Читаем Горькие туманы Атлантики полностью

Когда наступал вечер и кончались те немногочисленные заботы, что случаются на судне при долгой стоянке, скука, граничащая с тоской, овладевала моряками. Не хотелось расходиться по каютам, оставаться наедине с бесконечными, чаще всего нерадостными думами. На людях все же было немного легче, хотя и со сослуживцами давным-давно обо всем переговорено. Поэтому вечерами комсостав подолгу засиживался в кают-компании, команда — в красном уголке; а если позволяла погода, и те и другие собирались на передней палубе. Лениво, без азарта, забивали «козла», стуча алюминиевыми костяшками по люкам закрытых трюмов; тут же, у гусениц танков, обтянутых брезентом, играли в шахматы; порой кто-нибудь негромко затягивал песню, и моряки, притихнув, отрывались от костяшек и шахматных досок, прислушивались, вздыхали… Всем осточертела стоянка. Истосковались по шелесту воды у бортов, по дрожанию палубы под ногами, по прерывистому гулу выхлопных патрубков на срезе дымовой трубы. По ходовым, а не нудным якорным вахтам.

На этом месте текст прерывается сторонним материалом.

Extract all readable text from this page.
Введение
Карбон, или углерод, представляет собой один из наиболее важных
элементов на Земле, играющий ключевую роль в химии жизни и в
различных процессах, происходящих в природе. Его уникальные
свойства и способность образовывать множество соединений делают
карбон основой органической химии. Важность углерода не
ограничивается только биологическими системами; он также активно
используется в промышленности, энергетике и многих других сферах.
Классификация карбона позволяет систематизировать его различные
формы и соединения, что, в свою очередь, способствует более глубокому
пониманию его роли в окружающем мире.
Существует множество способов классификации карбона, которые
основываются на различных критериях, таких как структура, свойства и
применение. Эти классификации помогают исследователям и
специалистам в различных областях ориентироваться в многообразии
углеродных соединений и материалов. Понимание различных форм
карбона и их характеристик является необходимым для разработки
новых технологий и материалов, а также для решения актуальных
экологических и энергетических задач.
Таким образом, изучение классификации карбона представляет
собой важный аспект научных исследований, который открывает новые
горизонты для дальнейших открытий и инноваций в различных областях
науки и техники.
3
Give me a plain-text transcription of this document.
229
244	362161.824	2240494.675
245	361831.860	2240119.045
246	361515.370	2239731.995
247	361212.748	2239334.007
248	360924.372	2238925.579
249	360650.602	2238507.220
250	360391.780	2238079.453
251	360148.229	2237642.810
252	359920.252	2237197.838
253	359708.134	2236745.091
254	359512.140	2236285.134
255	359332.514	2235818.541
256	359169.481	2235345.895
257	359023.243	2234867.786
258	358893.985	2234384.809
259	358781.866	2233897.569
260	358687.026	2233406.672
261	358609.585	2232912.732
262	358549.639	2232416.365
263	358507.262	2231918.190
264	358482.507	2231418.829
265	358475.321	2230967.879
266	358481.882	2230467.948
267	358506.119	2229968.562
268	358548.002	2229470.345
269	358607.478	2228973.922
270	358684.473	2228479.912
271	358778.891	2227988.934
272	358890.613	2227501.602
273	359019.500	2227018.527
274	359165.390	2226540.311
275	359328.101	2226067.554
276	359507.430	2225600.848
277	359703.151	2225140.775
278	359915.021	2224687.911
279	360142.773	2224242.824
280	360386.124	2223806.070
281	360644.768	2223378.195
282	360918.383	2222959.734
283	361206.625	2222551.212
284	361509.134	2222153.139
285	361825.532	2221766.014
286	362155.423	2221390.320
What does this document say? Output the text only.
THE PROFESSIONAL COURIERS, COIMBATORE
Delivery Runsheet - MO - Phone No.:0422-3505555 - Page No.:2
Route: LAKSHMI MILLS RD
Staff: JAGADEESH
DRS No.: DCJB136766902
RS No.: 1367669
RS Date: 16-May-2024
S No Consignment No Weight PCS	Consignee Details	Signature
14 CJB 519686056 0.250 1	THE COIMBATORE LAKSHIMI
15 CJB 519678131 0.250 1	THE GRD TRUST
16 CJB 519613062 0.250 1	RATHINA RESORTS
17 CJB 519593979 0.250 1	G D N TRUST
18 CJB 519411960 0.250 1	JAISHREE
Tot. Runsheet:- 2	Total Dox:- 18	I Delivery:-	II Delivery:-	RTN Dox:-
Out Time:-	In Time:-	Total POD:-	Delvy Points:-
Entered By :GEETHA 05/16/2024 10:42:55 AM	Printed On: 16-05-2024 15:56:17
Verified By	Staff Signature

Было и другое, о чем старались не говорить… Фронтовые сводки, которые принимал и затем вывешивал радист, поступали одна горше другой. Бои шли под Воронежем и Ростовом, в Донбассе, гитлеровцы рвались к Кавказу. Там, на фронтах, бойцы истекали кровью, дрались за каждую деревеньку, за каждый километр советской земли. Они нуждались в боезапасе, в оружии — в том самом, что неподвижно и пока бесполезно покоилось на палубах и в трюмах «Кузбасса». Его бы туда, в гущу боев! Но от остывших двигателей «Кузбасса» уже какую неделю тянуло кислым запахом холодного металла. Такой же запах все прочней устанавливался и в рубках, даже в каютах… И хотя моряки не были повинны в том, что торчали вместе с военными ценными грузами за тысячи миль от фронта, все же подспудное чувство неловкости нет-нет да и закрадывалось в души. Мужчинам, труженикам, им нелегко было бездельничать в то время, когда народ напрягал все силы, чтоб выстоять, победить.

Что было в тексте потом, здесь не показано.